LongVectors {base} | R Documentation |
Vectors of 2^31 or more elements were added in R 3.0.0.
Prior to R 3.0.0, all vectors in R were restricted to at most 2^31 - 1 elements and could be indexed by integer vectors.
Currently all atomic (raw, logical, integer, numeric, complex, character) vectors, lists and expressions can be much longer on 64-bit platforms: such vectors are referred to as ‘long vectors’ and have a slightly different internal structure. In theory they can contain up to 2^52 elements, but address space limits of current CPUs and OSes will be much smaller. Such objects will have a length that is expressed as a double, and can be indexed by double vectors.
Arrays (including matrices) can be based on long vectors provided each of their dimensions is at most 2^31 - 1: thus there are no 1-dimensional long arrays.

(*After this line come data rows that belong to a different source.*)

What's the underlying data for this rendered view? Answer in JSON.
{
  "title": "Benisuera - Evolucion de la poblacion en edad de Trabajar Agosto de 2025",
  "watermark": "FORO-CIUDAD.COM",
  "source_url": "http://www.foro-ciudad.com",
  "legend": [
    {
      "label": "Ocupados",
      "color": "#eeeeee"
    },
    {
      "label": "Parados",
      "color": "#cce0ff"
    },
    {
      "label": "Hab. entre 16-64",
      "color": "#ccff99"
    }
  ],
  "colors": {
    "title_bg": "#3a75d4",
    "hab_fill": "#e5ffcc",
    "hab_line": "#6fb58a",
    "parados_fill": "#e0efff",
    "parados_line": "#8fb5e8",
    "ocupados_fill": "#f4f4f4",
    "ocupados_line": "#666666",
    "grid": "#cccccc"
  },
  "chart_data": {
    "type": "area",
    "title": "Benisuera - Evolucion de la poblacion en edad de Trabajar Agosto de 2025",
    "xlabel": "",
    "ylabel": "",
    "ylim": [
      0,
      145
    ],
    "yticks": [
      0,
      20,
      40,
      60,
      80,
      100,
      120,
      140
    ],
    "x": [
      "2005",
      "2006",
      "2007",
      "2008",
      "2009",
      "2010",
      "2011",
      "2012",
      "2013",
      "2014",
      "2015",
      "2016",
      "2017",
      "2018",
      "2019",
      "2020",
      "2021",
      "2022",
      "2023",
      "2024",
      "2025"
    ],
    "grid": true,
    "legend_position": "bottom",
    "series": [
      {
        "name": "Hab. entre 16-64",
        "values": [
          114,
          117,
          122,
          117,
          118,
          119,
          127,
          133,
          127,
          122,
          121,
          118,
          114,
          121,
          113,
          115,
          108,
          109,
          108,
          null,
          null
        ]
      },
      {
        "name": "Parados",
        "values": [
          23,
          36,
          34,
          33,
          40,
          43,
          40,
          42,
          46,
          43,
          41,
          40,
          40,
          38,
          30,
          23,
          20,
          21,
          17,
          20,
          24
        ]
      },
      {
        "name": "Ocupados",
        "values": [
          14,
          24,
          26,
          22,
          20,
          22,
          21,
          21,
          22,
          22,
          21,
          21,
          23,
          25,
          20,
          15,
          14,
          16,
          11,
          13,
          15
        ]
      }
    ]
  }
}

R code typically only needs minor changes to work with long vectors,
maybe only checking that as.integer
is not used unnecessarily
for e.g. lengths. However, compiled code typically needs quite
extensive changes. Note that the .C
and
.Fortran
interfaces do not accept long vectors, so
.Call
(or similar) has to be used.
Because of the storage requirements (a minimum of 64 bytes per character string), character vectors are only going to be usable if they have a small number of distinct elements, and even then factors will be more efficient (4 bytes per element rather than 8). So it is expected that most of the usage of long vectors will be integer vectors (including factors) and numeric vectors.

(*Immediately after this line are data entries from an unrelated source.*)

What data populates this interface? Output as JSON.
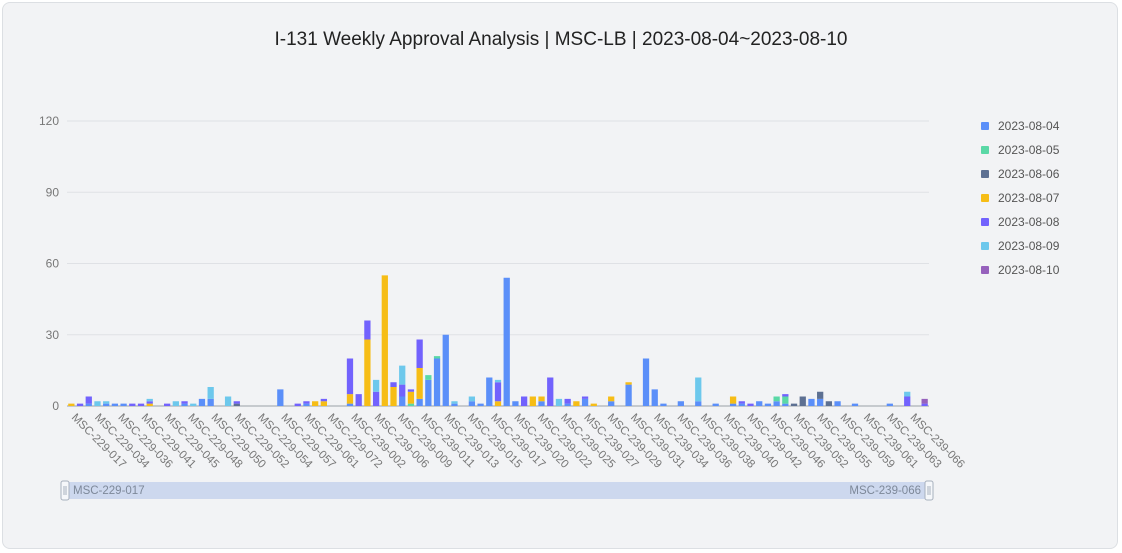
{
  "title": "I-131 Weekly Approval Analysis | MSC-LB | 2023-08-04~2023-08-10",
  "chart_data": {
    "type": "bar",
    "stacked": true,
    "ylim": [
      0,
      120
    ],
    "yticks": [
      0,
      30,
      60,
      90,
      120
    ],
    "grid": true,
    "legend_position": "right",
    "x_tick_labels": [
      "MSC-229-017",
      "MSC-229-034",
      "MSC-229-036",
      "MSC-229-041",
      "MSC-229-045",
      "MSC-229-048",
      "MSC-229-050",
      "MSC-229-052",
      "MSC-229-054",
      "MSC-229-057",
      "MSC-229-061",
      "MSC-229-072",
      "MSC-239-002",
      "MSC-239-006",
      "MSC-239-009",
      "MSC-239-011",
      "MSC-239-013",
      "MSC-239-015",
      "MSC-239-017",
      "MSC-239-020",
      "MSC-239-022",
      "MSC-239-025",
      "MSC-239-027",
      "MSC-239-029",
      "MSC-239-031",
      "MSC-239-034",
      "MSC-239-036",
      "MSC-239-038",
      "MSC-239-040",
      "MSC-239-042",
      "MSC-239-046",
      "MSC-239-052",
      "MSC-239-055",
      "MSC-239-059",
      "MSC-239-061",
      "MSC-239-063",
      "MSC-239-066"
    ],
    "series": [
      {
        "name": "2023-08-04",
        "color": "#5b8ff9",
        "values": [
          0,
          0,
          1,
          0,
          1,
          1,
          1,
          0,
          0,
          0,
          0,
          0,
          0,
          1,
          0,
          3,
          3,
          0,
          0,
          0,
          0,
          0,
          0,
          0,
          7,
          0,
          0,
          1,
          0,
          0,
          0,
          0,
          1,
          0,
          0,
          0,
          0,
          0,
          4,
          0,
          3,
          11,
          20,
          30,
          1,
          0,
          2,
          1,
          12,
          0,
          54,
          2,
          0,
          0,
          2,
          0,
          0,
          1,
          0,
          3,
          0,
          0,
          2,
          0,
          9,
          0,
          20,
          7,
          1,
          0,
          2,
          0,
          2,
          0,
          1,
          0,
          1,
          1,
          0,
          2,
          1,
          2,
          1,
          0,
          0,
          3,
          3,
          0,
          2,
          0,
          1,
          0,
          0,
          0,
          1,
          0,
          0,
          0,
          0
        ]
      },
      {
        "name": "2023-08-05",
        "color": "#5ad8a6",
        "values": [
          0,
          0,
          0,
          0,
          0,
          0,
          0,
          0,
          0,
          0,
          0,
          0,
          0,
          0,
          0,
          0,
          0,
          0,
          0,
          0,
          0,
          0,
          0,
          0,
          0,
          0,
          0,
          0,
          0,
          0,
          0,
          0,
          0,
          0,
          0,
          0,
          0,
          0,
          0,
          1,
          0,
          2,
          1,
          0,
          0,
          0,
          0,
          0,
          0,
          0,
          0,
          0,
          0,
          0,
          0,
          0,
          0,
          0,
          0,
          0,
          0,
          0,
          0,
          0,
          0,
          0,
          0,
          0,
          0,
          0,
          0,
          0,
          0,
          0,
          0,
          0,
          0,
          0,
          0,
          0,
          0,
          2,
          3,
          0,
          0,
          0,
          0,
          0,
          0,
          0,
          0,
          0,
          0,
          0,
          0,
          0,
          0,
          0,
          0,
          0
        ]
      },
      {
        "name": "2023-08-06",
        "color": "#5d7092",
        "values": [
          0,
          0,
          0,
          0,
          0,
          0,
          0,
          0,
          0,
          0,
          0,
          0,
          0,
          0,
          0,
          0,
          0,
          0,
          0,
          1,
          0,
          0,
          0,
          0,
          0,
          0,
          0,
          0,
          0,
          0,
          0,
          0,
          0,
          0,
          0,
          0,
          0,
          0,
          0,
          0,
          0,
          0,
          0,
          0,
          0,
          0,
          0,
          0,
          0,
          0,
          0,
          0,
          0,
          0,
          0,
          0,
          0,
          0,
          0,
          0,
          0,
          0,
          0,
          0,
          0,
          0,
          0,
          0,
          0,
          0,
          0,
          0,
          0,
          0,
          0,
          0,
          0,
          0,
          0,
          0,
          0,
          0,
          0,
          1,
          4,
          0,
          3,
          2,
          0,
          0,
          0,
          0,
          0,
          0,
          0,
          0,
          0,
          0,
          0
        ]
      },
      {
        "name": "2023-08-07",
        "color": "#f6bd16",
        "values": [
          1,
          0,
          0,
          0,
          0,
          0,
          0,
          0,
          0,
          1,
          0,
          0,
          0,
          0,
          0,
          0,
          0,
          0,
          0,
          0,
          0,
          0,
          0,
          0,
          0,
          0,
          0,
          0,
          2,
          2,
          0,
          0,
          4,
          0,
          28,
          0,
          55,
          8,
          0,
          5,
          13,
          0,
          0,
          0,
          0,
          0,
          0,
          0,
          0,
          2,
          0,
          0,
          0,
          4,
          2,
          0,
          0,
          0,
          2,
          0,
          1,
          0,
          2,
          0,
          1,
          0,
          0,
          0,
          0,
          0,
          0,
          0,
          0,
          0,
          0,
          0,
          3,
          0,
          0,
          0,
          0,
          0,
          0,
          0,
          0,
          0,
          0,
          0,
          0,
          0,
          0,
          0,
          0,
          0,
          0
        ]
      },
      {
        "name": "2023-08-08",
        "color": "#7262fd",
        "values": [
          0,
          1,
          3,
          0,
          0,
          0,
          0,
          1,
          1,
          1,
          0,
          1,
          0,
          1,
          0,
          0,
          0,
          0,
          0,
          1,
          0,
          0,
          0,
          0,
          0,
          0,
          1,
          1,
          0,
          1,
          0,
          0,
          15,
          5,
          8,
          6,
          0,
          2,
          5,
          1,
          12,
          0,
          0,
          0,
          0,
          0,
          0,
          0,
          0,
          8,
          0,
          0,
          4,
          0,
          0,
          12,
          0,
          2,
          0,
          1,
          0,
          0,
          0,
          0,
          0,
          0,
          0,
          0,
          0,
          0,
          0,
          0,
          0,
          0,
          0,
          0,
          0,
          1,
          1,
          0,
          0,
          0,
          1,
          0,
          0,
          0,
          0,
          0,
          0,
          0,
          0,
          0,
          0,
          0,
          0,
          0,
          4,
          0,
          1
        ]
      },
      {
        "name": "2023-08-09",
        "color": "#6dc8ec",
        "values": [
          0,
          0,
          0,
          2,
          1,
          0,
          0,
          0,
          0,
          1,
          0,
          0,
          2,
          0,
          1,
          0,
          5,
          0,
          4,
          0,
          0,
          0,
          0,
          0,
          0,
          0,
          0,
          0,
          0,
          0,
          0,
          0,
          0,
          0,
          0,
          5,
          0,
          0,
          8,
          0,
          0,
          0,
          0,
          0,
          1,
          0,
          2,
          0,
          0,
          1,
          0,
          0,
          0,
          0,
          0,
          0,
          3,
          0,
          0,
          0,
          0,
          0,
          0,
          0,
          0,
          0,
          0,
          0,
          0,
          0,
          0,
          0,
          10,
          0,
          0,
          0,
          0,
          0,
          0,
          0,
          0,
          0,
          0,
          0,
          0,
          0,
          0,
          0,
          0,
          0,
          0,
          0,
          0,
          0,
          0,
          0,
          2,
          0,
          0
        ]
      },
      {
        "name": "2023-08-10",
        "color": "#9661bc",
        "values": [
          0,
          0,
          0,
          0,
          0,
          0,
          0,
          0,
          0,
          0,
          0,
          0,
          0,
          0,
          0,
          0,
          0,
          0,
          0,
          0,
          0,
          0,
          0,
          0,
          0,
          0,
          0,
          0,
          0,
          0,
          0,
          0,
          0,
          0,
          0,
          0,
          0,
          0,
          0,
          0,
          0,
          0,
          0,
          0,
          0,
          0,
          0,
          0,
          0,
          0,
          0,
          0,
          0,
          0,
          0,
          0,
          0,
          0,
          0,
          0,
          0,
          0,
          0,
          0,
          0,
          0,
          0,
          0,
          0,
          0,
          0,
          0,
          0,
          0,
          0,
          0,
          0,
          0,
          0,
          0,
          0,
          0,
          0,
          0,
          0,
          0,
          0,
          0,
          0,
          0,
          0,
          0,
          0,
          0,
          0,
          0,
          0,
          0,
          2
        ]
      }
    ]
  },
  "slider": {
    "start_label": "MSC-229-017",
    "end_label": "MSC-239-066"
  }
}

It is now possible to use m x n matrices with more
than 2 billion elements. Whether matrix algebra (including
%*%
, crossprod
, svd
,
qr
, solve
and eigen
) will
actually work is somewhat implementation dependent, including the
Fortran compiler used and if an external BLAS or LAPACK is used.
An efficient parallel BLAS implementation will often be important to
obtain usable performance. For example on one particular platform
chol
on a 47,000 square matrix took about 5 hours with the
internal BLAS, 21 minutes using an optimized BLAS on one core, and 2
minutes using an optimized BLAS on 16 cores.